Traditional pirate ensemble
Rosie is here to follow up on family history. Her father David was a microbiologist who undertook ten separate research trips to the Antarctic. He was the expedition leader of the 1990s mission investigating whether bacteria living in rocks in the McMurdo Dry Valleys could indicate that there had been life on Mars, and whether it could be the source of life here. The story made big news, and I remember being intrigued by it at the time. Strange how things circle back around in life. The most fascinating bit for mine is that he was using a Raman spectrometer to (get this) scan rock for microscopic pigment traces that would indicate the presence of fossilised bacteria up to three billion years old. The fact that this is possible just blows my mind. He was also working with NASA to develop a miniature spctrometer to attach to the Mars Rover and look for bacteria on Mars. Sadly he died young eight years ago, but what he achieved was remarkable. You can read more about him here.

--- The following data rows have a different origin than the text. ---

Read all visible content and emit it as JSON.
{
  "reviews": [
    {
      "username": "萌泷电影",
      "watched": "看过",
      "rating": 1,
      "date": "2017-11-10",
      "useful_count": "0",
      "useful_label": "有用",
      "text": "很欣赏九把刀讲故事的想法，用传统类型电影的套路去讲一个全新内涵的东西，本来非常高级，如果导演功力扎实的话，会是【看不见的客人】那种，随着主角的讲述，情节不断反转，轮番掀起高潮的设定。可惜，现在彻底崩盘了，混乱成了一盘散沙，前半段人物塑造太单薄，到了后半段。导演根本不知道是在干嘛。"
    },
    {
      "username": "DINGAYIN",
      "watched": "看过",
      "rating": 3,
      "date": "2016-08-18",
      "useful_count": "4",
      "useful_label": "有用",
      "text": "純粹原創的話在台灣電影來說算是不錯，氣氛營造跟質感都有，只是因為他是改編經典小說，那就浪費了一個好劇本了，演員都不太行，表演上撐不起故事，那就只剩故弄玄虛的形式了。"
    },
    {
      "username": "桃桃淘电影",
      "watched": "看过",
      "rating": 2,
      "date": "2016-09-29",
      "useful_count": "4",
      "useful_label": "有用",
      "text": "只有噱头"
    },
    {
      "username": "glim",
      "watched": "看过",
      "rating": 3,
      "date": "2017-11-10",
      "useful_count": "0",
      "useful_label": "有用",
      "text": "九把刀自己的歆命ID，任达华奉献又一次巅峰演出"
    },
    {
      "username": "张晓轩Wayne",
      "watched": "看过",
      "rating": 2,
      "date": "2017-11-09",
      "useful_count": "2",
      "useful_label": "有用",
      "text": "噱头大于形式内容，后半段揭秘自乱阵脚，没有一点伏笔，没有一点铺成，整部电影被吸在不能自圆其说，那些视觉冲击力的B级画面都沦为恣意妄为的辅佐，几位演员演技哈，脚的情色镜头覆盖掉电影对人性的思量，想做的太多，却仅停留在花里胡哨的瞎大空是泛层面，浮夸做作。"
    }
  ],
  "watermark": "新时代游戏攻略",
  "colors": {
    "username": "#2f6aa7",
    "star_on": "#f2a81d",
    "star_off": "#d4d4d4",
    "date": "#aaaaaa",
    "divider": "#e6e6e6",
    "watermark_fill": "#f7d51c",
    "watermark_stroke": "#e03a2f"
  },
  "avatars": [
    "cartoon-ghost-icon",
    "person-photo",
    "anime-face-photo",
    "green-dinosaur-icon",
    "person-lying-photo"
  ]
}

It’s an interesting bunch. Aside from the pirates, I also get along well with an older English couple who turn out to be Liam Watson’s parents (the ToeRag Studios chap who produced The White Stripes’ Elephant). They stand out among the otherwise inoffensive and gormless British retirees. After dinner tonight there are two lines of people coming from opposite directions merging to get up the stairs. One of the most English of the lot, Gerard, is craning his neck back at a map of the world on the hallway wall. “That must be an Australian map,” he says in an intensely posh accent. “I’ve never seen one like that before. Look at that. Ha! It’s got Australia in the middle!” He chuckles condescendingly, then turns around and almost headbutts Coop, coming from the other direction, who has positioned himself firmly in Gerard’s way and drawn himself up to his full five-foot-six. “What was that, mate?” says Coop.
Here’s a poem for you, about the last leg of our getting-to-Antarctica voyage.
Elephant Island Fog
It’s like being in a snowdome, he says
and as much as we can’t speak Russian
we can speak the language of shrugged shoulders
and the unstated obvious.
The boatman’s overalls move independently
despite the wind
which doesn’t. The rattling sound
is descent and crescendo in one
and when the anchor chain hits green water
it exhales rust
in the shape of a jellyfish.
In this absence of sound
and this fluctuating radius
it’s not clear why the elephants hang back
why the islands are hesitant.
But still the day is the second word of this stanza
and the sun is a story we remember;
there is only the chain, umbilical, one hand upon it
and a shout from the bow that will never bounce back.